Hi not that helpful but you can send 2 images but LLaVA model training did not have training data on 2 images so the result is arbitrary…
When I tried it the newest image is looked at and the previous ones were ignored.
I think you would need to retrain or fine-tune the LLaVA model which 2 image data
Thanks! This is what I was expecting. I saw the same kind of answers from the authors on their github as well. I guess we will need to wait for LLaVA 2.0 for this (LLaVA 1.6 just came out but I do not think it was trained on multi-image).
@alazia I think you are right re llava 1.6 but you could finetune any of these models with multi-image and it would work,.there is also image stitching approach (adding mutipe images into one and the feeding thatti the network) here is an example of this Multiple image embeds in one prompt? · Issue #12 · vikhyat/moondream · GitHub which shows it working… it s very prompt dependent and this seems to be the case with many llaava models
@sujitvasanth Yeah, but right now I do not have the bandwidth to do fine-tuning of VLMs, I was hoping for a zero-shot setup. You are right, the stitching approach is an option, but remember that your image input will be rescaled to the vision encoder size (e.g. 336x336 for LLaVA 1.5), which means that trying to put 2 images inside such a small resolution will make you lose a lot of details and pixel-level features.

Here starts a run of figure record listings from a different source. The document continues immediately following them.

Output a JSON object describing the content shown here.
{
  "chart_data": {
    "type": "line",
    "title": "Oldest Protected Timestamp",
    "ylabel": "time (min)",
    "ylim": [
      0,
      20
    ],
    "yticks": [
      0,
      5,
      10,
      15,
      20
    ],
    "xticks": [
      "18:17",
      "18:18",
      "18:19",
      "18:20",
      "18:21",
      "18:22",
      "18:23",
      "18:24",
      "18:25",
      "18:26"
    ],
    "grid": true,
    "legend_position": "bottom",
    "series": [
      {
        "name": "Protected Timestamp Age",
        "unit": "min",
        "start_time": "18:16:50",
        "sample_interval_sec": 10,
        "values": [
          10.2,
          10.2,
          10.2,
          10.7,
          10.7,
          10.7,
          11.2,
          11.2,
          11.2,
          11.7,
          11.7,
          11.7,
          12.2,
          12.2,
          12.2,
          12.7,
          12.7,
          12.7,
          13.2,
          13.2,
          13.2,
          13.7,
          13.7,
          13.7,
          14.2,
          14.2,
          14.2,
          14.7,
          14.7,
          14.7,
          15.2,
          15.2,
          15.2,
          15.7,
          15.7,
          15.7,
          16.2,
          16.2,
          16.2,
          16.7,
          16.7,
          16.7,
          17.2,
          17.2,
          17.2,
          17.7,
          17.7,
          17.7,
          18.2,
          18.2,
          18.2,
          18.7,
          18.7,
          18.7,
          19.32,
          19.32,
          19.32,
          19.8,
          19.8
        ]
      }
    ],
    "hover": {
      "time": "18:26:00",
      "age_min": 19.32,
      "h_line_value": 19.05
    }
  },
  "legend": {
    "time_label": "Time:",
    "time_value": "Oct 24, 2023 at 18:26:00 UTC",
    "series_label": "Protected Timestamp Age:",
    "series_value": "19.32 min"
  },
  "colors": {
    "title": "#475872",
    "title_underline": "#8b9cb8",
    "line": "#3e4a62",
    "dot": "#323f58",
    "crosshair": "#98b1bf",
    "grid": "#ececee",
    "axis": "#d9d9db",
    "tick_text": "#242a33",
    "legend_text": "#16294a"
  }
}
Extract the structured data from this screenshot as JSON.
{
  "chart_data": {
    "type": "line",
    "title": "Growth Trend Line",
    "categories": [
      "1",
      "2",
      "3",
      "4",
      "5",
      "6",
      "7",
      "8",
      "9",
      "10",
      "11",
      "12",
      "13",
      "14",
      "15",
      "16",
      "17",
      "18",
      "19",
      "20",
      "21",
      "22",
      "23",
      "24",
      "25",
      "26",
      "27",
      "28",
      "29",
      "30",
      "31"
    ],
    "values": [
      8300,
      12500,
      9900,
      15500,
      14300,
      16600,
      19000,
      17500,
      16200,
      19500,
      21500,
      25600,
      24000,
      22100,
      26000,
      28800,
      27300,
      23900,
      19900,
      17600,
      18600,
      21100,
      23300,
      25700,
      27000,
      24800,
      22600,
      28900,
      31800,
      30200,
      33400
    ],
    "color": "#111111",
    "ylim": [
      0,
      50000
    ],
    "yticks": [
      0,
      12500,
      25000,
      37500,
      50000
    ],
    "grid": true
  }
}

The original LLaVa models were indeed not trained with interleaved images, but it’s now added in the docs on how to do that: LLaVa. The same goes for LLaVA-NeXT.
See also here where we discuss which ones could be useful for few-shot prompting.
Indeed, and another model which just got released which supports few-shots is Qwen2-VL, which is integrated natively in the Transformers library. See this tweet regarding sample usage.
Note that it’s a fast moving field so in about 2 weeks this model will again be surpassed by another one.